Мания коллекционирования, частная и официальная музеализация ГДР — то, что фундаментально отличает ностальгию по ГДР от ностальгии по СССР. В России не было того обесценивания биографического опыта, которое в полной мере испытали на себе граждане ГДР после 1989 года8. В постсоветской России материальные условия жизни менялись не так быстро. Здесь не было таких эпических персонажей периода воссоединения Германии, как радующаяся своему первому банану Зонен-Габи. Покупательная способность была ниже, а таможенные пошлины на западные товары — выше. К тому же приватизация предприятий проходила медленнее, так что советские производства работали дальше. «Волги» и «москвичи» все еще ездили по дорогам, а квартиры пожилых людей до сих пор обставлены советской мебелью. Предметы быта советского времени не сдавались в музеи, а использовались дальше в повседневной жизни.
Советские вещи: не музейные экспонаты, а предметы быта
Именно поэтому в постсоветских ностальгических практиках речь идет больше о символах, служащих спусковыми механизмами воспоминаний и эмоций: о блюдах советской кухни, изображениях и шлягерах. Бывшие граждане СССР до сих пор ищут «тот самый вкус» в новых вариантах любимых фирменных продуктов того времени. Такие продукты, как молочный шоколад «Аленка», индийский чай, советское мороженое (пломбир), торт «Птичье молоко», докторская колбаса или плавленный сырок «Дружба» часто были в дефиците, а теперь напоминают одновременно и о бесконечных очередях, и о солидарности в добывании дефицитных товаров. И, наконец, о государственной заботе о гражданах.
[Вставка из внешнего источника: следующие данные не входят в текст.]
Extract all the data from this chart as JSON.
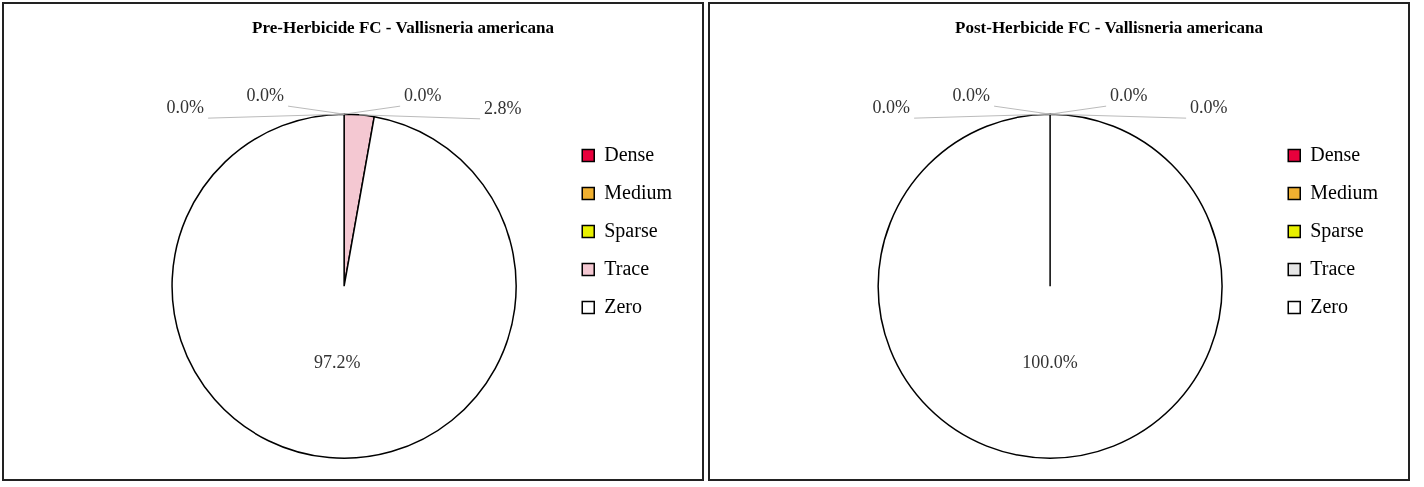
{
  "chart_data": [
    {
      "type": "pie",
      "title": "Pre-Herbicide FC - Vallisneria americana",
      "categories": [
        "Dense",
        "Medium",
        "Sparse",
        "Trace",
        "Zero"
      ],
      "values": [
        0.0,
        0.0,
        0.0,
        2.8,
        97.2
      ],
      "value_labels": [
        "0.0%",
        "0.0%",
        "0.0%",
        "2.8%",
        "97.2%"
      ],
      "colors": [
        "#e8003c",
        "#f0b030",
        "#e8f000",
        "#f4c8d2",
        "#ffffff"
      ],
      "legend": "right"
    },
    {
      "type": "pie",
      "title": "Post-Herbicide FC - Vallisneria americana",
      "categories": [
        "Dense",
        "Medium",
        "Sparse",
        "Trace",
        "Zero"
      ],
      "values": [
        0.0,
        0.0,
        0.0,
        0.0,
        100.0
      ],
      "value_labels": [
        "0.0%",
        "0.0%",
        "0.0%",
        "0.0%",
        "100.0%"
      ],
      "colors": [
        "#e8003c",
        "#f0b030",
        "#e8f000",
        "#e6e6e6",
        "#ffffff"
      ],
      "legend": "right"
    }
  ]
}
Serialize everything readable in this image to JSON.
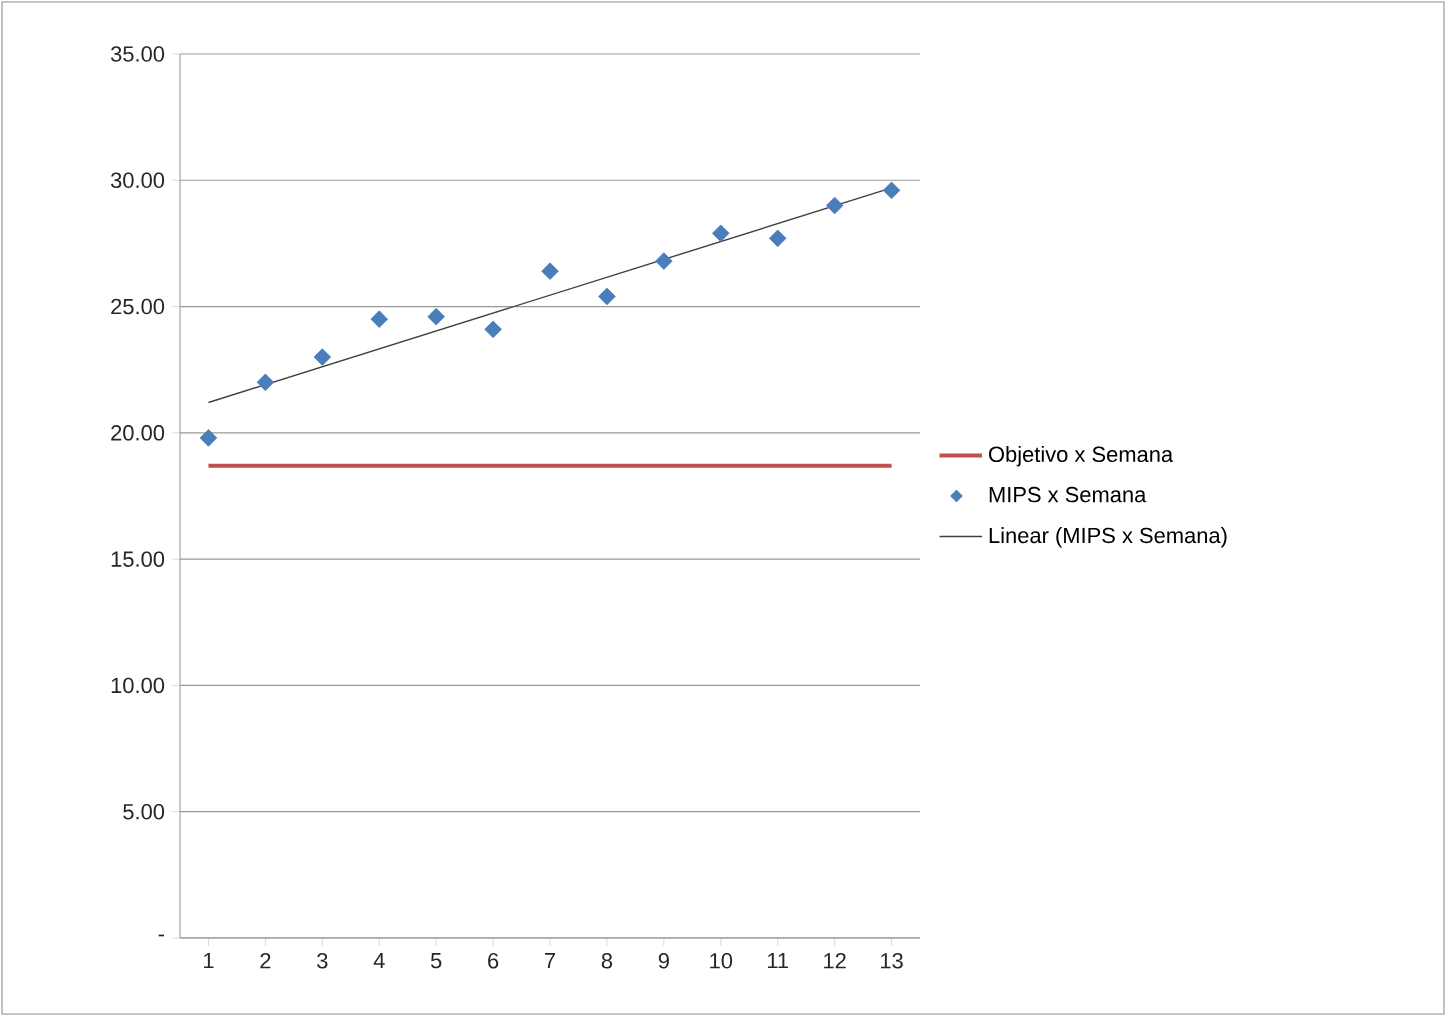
{
  "chart_data": {
    "type": "scatter",
    "x": [
      1,
      2,
      3,
      4,
      5,
      6,
      7,
      8,
      9,
      10,
      11,
      12,
      13
    ],
    "series": [
      {
        "name": "Objetivo x Semana",
        "type": "line",
        "marker": "none",
        "color": "#c0504d",
        "values": [
          18.7,
          18.7,
          18.7,
          18.7,
          18.7,
          18.7,
          18.7,
          18.7,
          18.7,
          18.7,
          18.7,
          18.7,
          18.7
        ]
      },
      {
        "name": "MIPS x Semana",
        "marker": "diamond",
        "color": "#4a7ebb",
        "values": [
          19.8,
          22.0,
          23.0,
          24.5,
          24.6,
          24.1,
          26.4,
          25.4,
          26.8,
          27.9,
          27.7,
          29.0,
          29.6
        ]
      },
      {
        "name": "Linear (MIPS x Semana)",
        "type": "line",
        "marker": "none",
        "color": "#404040",
        "x": [
          1,
          13
        ],
        "values": [
          21.2,
          29.7
        ]
      }
    ],
    "xlim": [
      0.5,
      13.5
    ],
    "xticks": [
      1,
      2,
      3,
      4,
      5,
      6,
      7,
      8,
      9,
      10,
      11,
      12,
      13
    ],
    "ylim": [
      0,
      35
    ],
    "yticks": [
      {
        "value": 0,
        "label": "-"
      },
      {
        "value": 5,
        "label": "5.00"
      },
      {
        "value": 10,
        "label": "10.00"
      },
      {
        "value": 15,
        "label": "15.00"
      },
      {
        "value": 20,
        "label": "20.00"
      },
      {
        "value": 25,
        "label": "25.00"
      },
      {
        "value": 30,
        "label": "30.00"
      },
      {
        "value": 35,
        "label": "35.00"
      }
    ],
    "grid": "y",
    "legend": "right"
  }
}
Через приготовление и потребление ностальгических блюд опыт может быть воплощен, заново пережит и разделен с другими. Телевизионный канал «Ностальгия», основанный в 2004 году, не только показывает любимые советские фильмы, но имитирует советский формат телевещания и даже структуру программ советского телевидения9. Самая известная советская певица Алла Пугачева все еще дает концерты. Да, предметы быта советского времени тоже играют определенную роль, но только в виртуальных реконструкциях «СССР 2.0» в интернете10 и в группах в социальных сетях (ЖЖ, ВКонтакте или Одноклассники)11.
Ностальгия по Советскому Союзу как мейнстрим
В основе постсоветских ностальгических практик, таким образом, лежат моральные ценности, такие как солидарность и доверие, которые были необходимы для поддержания жизненно важных личных связей и теперь тесно связаны с воспоминаниями о советской повседневной жизни. В России нет ведомства, аналогичного публичному архиву Штази, которое могло бы разрушить эту картину. Если масштаб доносительства в СССР был соизмерим с системой «неофициальных сотрудников» Штази, то информация об этом не была обнародована. Основные достижения Советского Союза вспоминаются до сих пор: победа во Второй мировой войне, успехи в освоении космоса, а также счастливое советское детство. У них более долгий «период полураспада», чем у тех успехов социализма на мировой арене, которых достигла ГДР. Имя Гагарина до сих пор известно всем, а героев ГДР, таких как Зигмунд Йен, уже забыли. Возможно, это связано также с тем, что разговоры о переменчивом феномене «остальгии» уже поутихли, в то время как ностальгия по СССР проходит различные стадии развития и остается на сегодняшний день мейнстримом и частью официальной исторической политики России.